Auf Unternehmensebene braucht es klare Strukturen im Umgang mit KI-Risiken. Dazu zählen interne Richtlinien, regelmäßige Evaluierungen technischer Entwicklungen und gegebenenfalls die Einrichtung eines speziellen KI-Risk-Committees oder die Erweiterung des Mandats des Chief Information Security Officers. Regulatorische Vorgaben wie der EU-KI-Act oder Leitlinien von Finanzaufsichtsbehörden müssen systematisch berücksichtigt werden.
International sind bereits erste Ansätze erkennbar. In den USA veröffentlichte FinCEN 2024 spezielle Warnhinweise zu Deepfake-Betrug. In der EU schreibt der KI-Act Transparenzpflichten für KI-generierte Inhalte vor, deren Durchsetzung jedoch schwierig bleibt, da Kriminelle naturgemäß keine Kennzeichnung beachten. Effektiver Schutz wird deshalb nur durch die Kombination rechtlicher Rahmenbedingungen, technischer Innovationen und organisatorischer Wachsamkeit erreicht.
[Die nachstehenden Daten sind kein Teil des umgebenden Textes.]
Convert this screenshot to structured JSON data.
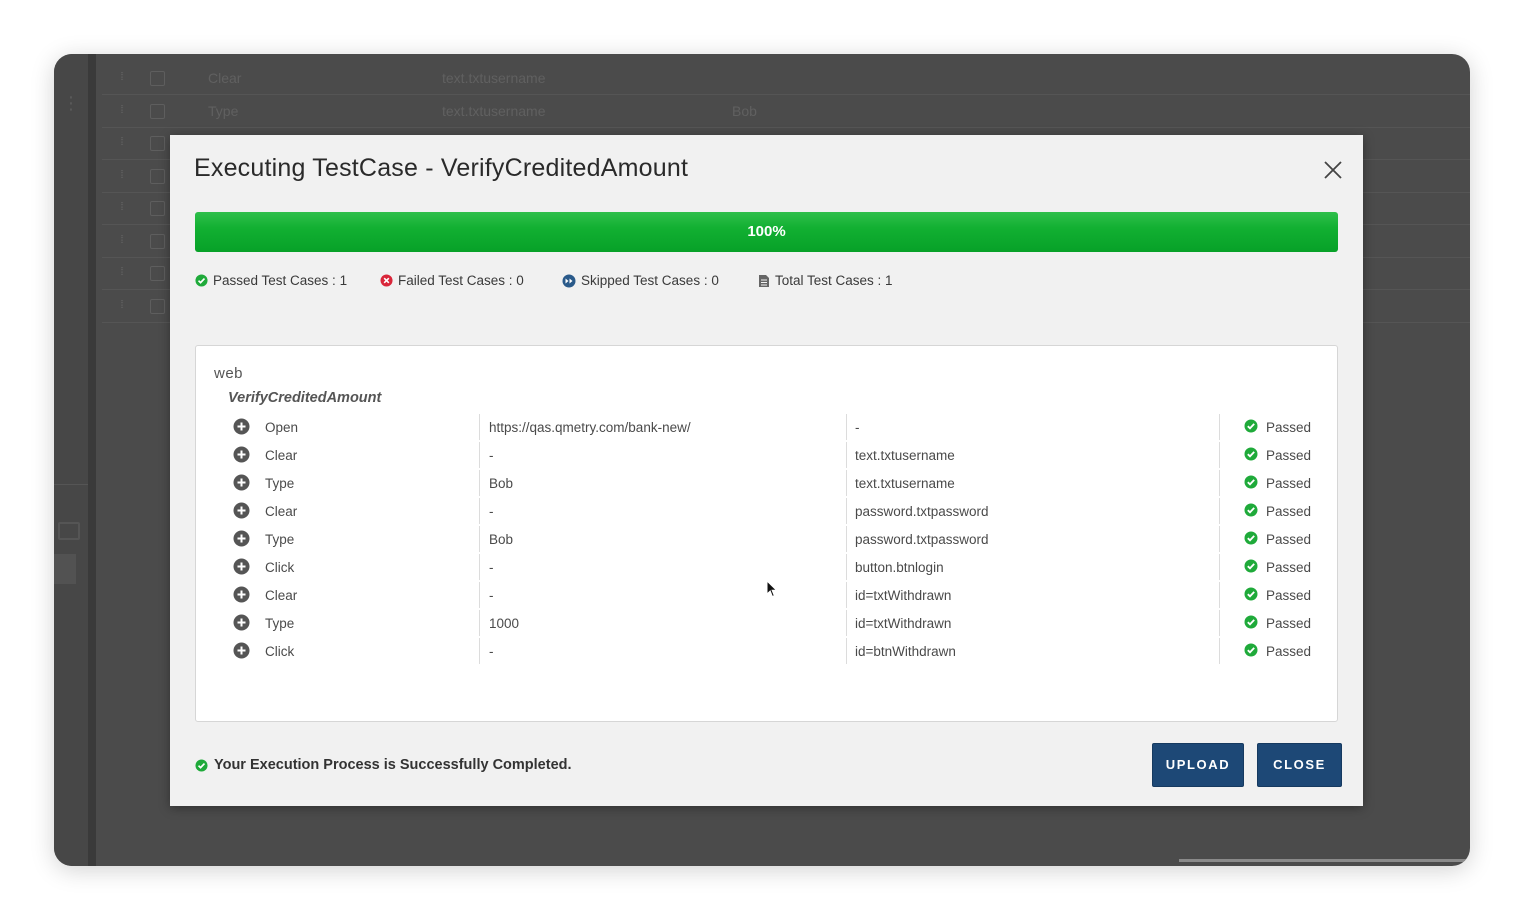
{
  "background": {
    "rows": [
      {
        "action": "Clear",
        "locator": "text.txtusername",
        "value": ""
      },
      {
        "action": "Type",
        "locator": "text.txtusername",
        "value": "Bob"
      },
      {
        "action": "",
        "locator": "",
        "value": ""
      },
      {
        "action": "",
        "locator": "",
        "value": ""
      },
      {
        "action": "",
        "locator": "",
        "value": ""
      },
      {
        "action": "",
        "locator": "",
        "value": ""
      },
      {
        "action": "",
        "locator": "",
        "value": ""
      },
      {
        "action": "",
        "locator": "",
        "value": ""
      }
    ]
  },
  "modal": {
    "title": "Executing TestCase - VerifyCreditedAmount",
    "progress": {
      "percent": 100,
      "label": "100%",
      "color": "#12b032"
    },
    "stats": {
      "passed": "Passed Test Cases : 1",
      "failed": "Failed Test Cases : 0",
      "skipped": "Skipped Test Cases : 0",
      "total": "Total Test Cases : 1"
    },
    "results": {
      "suite": "web",
      "testcase": "VerifyCreditedAmount",
      "steps": [
        {
          "action": "Open",
          "value": "https://qas.qmetry.com/bank-new/",
          "locator": "-",
          "status": "Passed"
        },
        {
          "action": "Clear",
          "value": "-",
          "locator": "text.txtusername",
          "status": "Passed"
        },
        {
          "action": "Type",
          "value": "Bob",
          "locator": "text.txtusername",
          "status": "Passed"
        },
        {
          "action": "Clear",
          "value": "-",
          "locator": "password.txtpassword",
          "status": "Passed"
        },
        {
          "action": "Type",
          "value": "Bob",
          "locator": "password.txtpassword",
          "status": "Passed"
        },
        {
          "action": "Click",
          "value": "-",
          "locator": "button.btnlogin",
          "status": "Passed"
        },
        {
          "action": "Clear",
          "value": "-",
          "locator": "id=txtWithdrawn",
          "status": "Passed"
        },
        {
          "action": "Type",
          "value": "1000",
          "locator": "id=txtWithdrawn",
          "status": "Passed"
        },
        {
          "action": "Click",
          "value": "-",
          "locator": "id=btnWithdrawn",
          "status": "Passed"
        }
      ]
    },
    "footer": {
      "message": "Your Execution Process is Successfully Completed.",
      "upload_label": "UPLOAD",
      "close_label": "CLOSE"
    }
  },
  "colors": {
    "primary_button": "#1d4876",
    "success": "#1faa3a",
    "failed": "#d9263a",
    "skipped": "#2a5a8a"
  },
  "icons": [
    "close-icon",
    "passed-check-icon",
    "failed-x-icon",
    "skipped-icon",
    "document-icon",
    "expand-plus-icon",
    "mouse-cursor-icon"
  ]
}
Deepfakes verändern die Regeln im Bereich der Betrugsbekämpfung grundlegend. Unternehmen sind gezwungen, ihre Systeme zur Fraud Detection vollständig neu auszurichten – mit einem Mix aus technologischen Instrumenten, organisatorischen Anpassungen, geschultem Personal und klarer Governance. Wer diese Entwicklung ignoriert, läuft Gefahr, in kürzester Zeit Opfer von Angriffen zu werden, die Verluste in Millionenhöhe verursachen.